Nearly 50,000 Americans are diagnosed with mouth or throat cancer every single year, so we should all learn the telltale signs and symptoms. The most common symptoms are lumps, sores, and persistent pain in the mouth, but there are lots of other indicators we should never ignore. Oral cancer is any cancer that involves the mouth, lips, gums, and tongue. It is often associated with throat cancer, since the disease can start in either spot and spread easily to the other. Since anyone can get mouth cancer, we all need to remember the signs so we can identify the onset of cancer symptoms. People who smoke or use tobacco products are at a higher risk, but this type of cancer can strike anyone, even if they have never chewed tobacco in their life.
Sign #1: Sores On/In Your Mouth
Sores in your mouth that might be cancerous are usually flat, painless patches in the inside flesh of the mouth. They may be white or red, according to Cancer Treatment Centers of America. Be careful not to confuse these scarier sores with extremely common ailments like canker ulcers and cold sores. Cold sores and canker sores are usually painful or tingly, and often develop a “head” of some kind in the center. Potentially cancerous sores may not hurt, but they might bleed without warning or explanation. Any sore that lasts more than three weeks warrants a doctor’s opinion.
Sign #2: Lumps And Thick Patches
Lumps and thick patches of skin inside the mouth might indicate that mouth cancer is developing. You might be able to feel these changes with your tongue. They might feel like bubbles and ridges, or a bit like calluses. Thickening is especially common in the inside of the cheek, according to Ken Beadling Dentistry.
Sign #3: Loose Teeth
Loose teeth are never a good sign in adulthood, and might help warn you of a cancer developing. If you feel like your teeth are jiggly, you need to get a medical opinion right away. There are lots of reasons your teeth might feel loose, but only a medical professional can determine if cancer is the cause.
Sign #4: Lump In Your Throat
A lump in your throat, which is sometimes called a “globus sensation,” is the feeling of having something trapped that you just can’t swallow. You may even find that swallowing itself becomes difficult. It’s a very common symptom, and usually nothing to worry about, but you should check with your doctor if you feel like you cannot swallow, if you can actually feel or see a lump in your mouth or throat, or if you’re finding that food and liquids are coming back up. In these cases, there might be a real mass blocking your throat, not just the sensation of one.
Sign #5: Pain In One Ear
Pain in your ears might just be a surprising symptom of cancer developing in your mouth. That’s because the ears are actually very closely linked to the mouth and throat, and it’s very common for pain to refer back through the ears if there’s a problem in the mouth cavity. According to Men’s Health, the nerve that communicates with the back of the tongue also communicates with the ears, which is why your ears might pick up on the pain first.

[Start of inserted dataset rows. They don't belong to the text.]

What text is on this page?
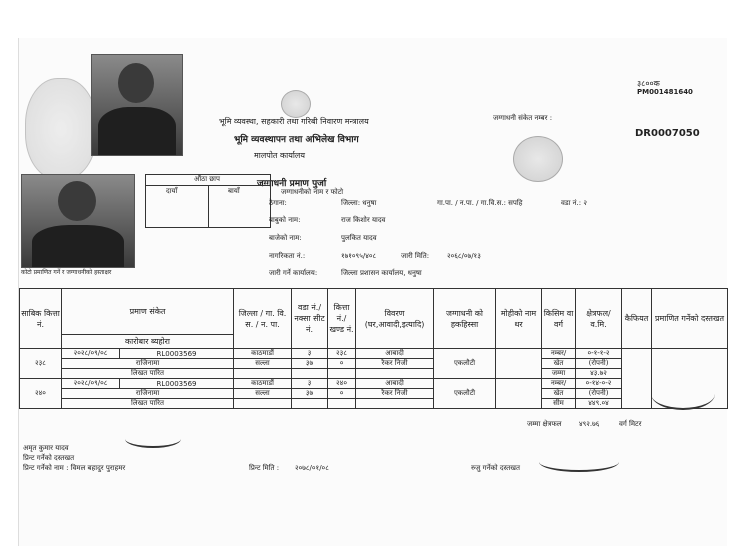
कोटो प्रमाणित गर्ने र जग्गाधनीको हस्ताक्षर
भूमि व्यवस्था, सहकारी तथा गरिबी निवारण मन्त्रालय
भूमि व्यवस्थापन तथा अभिलेख विभाग
मालपोत कार्यालय
जग्गाधनी प्रमाण पुर्जा
३८००क
PM001481640
जग्गाधनी संकेत नम्बर :
DR0007050
औंठा छाप
दायाँ	बायाँ	जग्गाधनीको नाम र फोटो
ठेगाना:	जिल्ला: धनुषा	गा.पा. / न.पा. / गा.वि.स.: सपहि	वडा नं.: २
बाबुको नाम:	राज किशोर यादव
बाजेको नाम:	पुलकित यादव
नागरिकता नं.:	१७१०९५/४०८	जारी मिति:	२०६८/०७/१३
जारी गर्ने कार्यालय:	जिल्ला प्रशासन कार्यालय, धनुषा
साबिक कित्ता नं.	प्रमाण संकेत		जिल्ला / गा. वि. स. / न. पा.	वडा नं./ नक्सा सीट नं.	कित्ता नं./ खण्ड नं.	विवरण (घर,आवादी,इत्यादि)	जग्गाधनी को हकहिस्सा	मोहीको नाम थर	किसिम वा वर्ग	क्षेत्रफल/ व.मि.	कैफियत	प्रमाणित गर्नेको दस्तखत
	कारोबार ब्यहोरा											
२३८	२०२८/०९/०८	RL0003569	काठमाडौं	३	२३८	आबादी	एकलौटी		नम्बर/	०-१-१-२		
	राजिनामा		सल्ला	३७	०	रैकर निजी			खेत	(रोपनी)		
	लिखत पारित								जम्मा	४३.७२		
२४०	२०२८/०९/०८	RL0003569	काठमाडौं	३	२४०	आबादी	एकलौटी		नम्बर/	०-१४-०-२		
	राजिनामा		सल्ला	३७	०	रैकर निजी			खेत	(रोपनी)		
	लिखत पारित								सीम	४४९.०४		
जम्मा क्षेत्रफल ४९२.७६	वर्ग मिटर
अमृत कुमार यादव
प्रिन्ट गर्नेको दस्तखत
प्रिन्ट गर्नेको नाम : विमल बहादुर पुराहमर	प्रिन्ट मिति : २०७८/०१/०८	रुजु गर्नेको दस्तखत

Sign #6: Numbness In Your Mouth Or Tongue
Numbness in your mouth might mean you suddenly lose sensation in just one part of your mouth, like a cheek or the tip of your tongue. It also might mean you lose some or all of your sense of taste. Numbness happens when nerve signals are interrupted, potentially by a mass or a patch of abnormal cells. You may not realize at first that numbness is occurring, so watch out for secondary symptoms, like drooling and difficulty chewing.
Sign #7: Trouble Moving Your Jaw
Pain in the jaw is a very common symptom, and is usually a sign of a mild condition like temporomandibular joint disorder (TMJ). However, consider it a serious warning sign when jaw pain and tightness is accompanied by swelling and the sensation that your teeth or dentures aren’t fitting together right. That combination of symptoms might indicate that something is disrupting the normal movement of your jaw from the inside, thus causing the pain and lack of mobility.
Sign #8: Thick Or Slurred Speech
Vocal changes of any kind are an important symptom to be aware of. If your voice suddenly becomes hoarse or scratchy, it can indicate that something is wrong in your throat or at the back of your mouth, while slurred, clumsy speech could indicate problems with the tongue and lips. If you notice either of these symptoms, especially in conjunction with other symptoms, schedule an appointment with your general practitioner or an ear, nose, and throat specialist right away.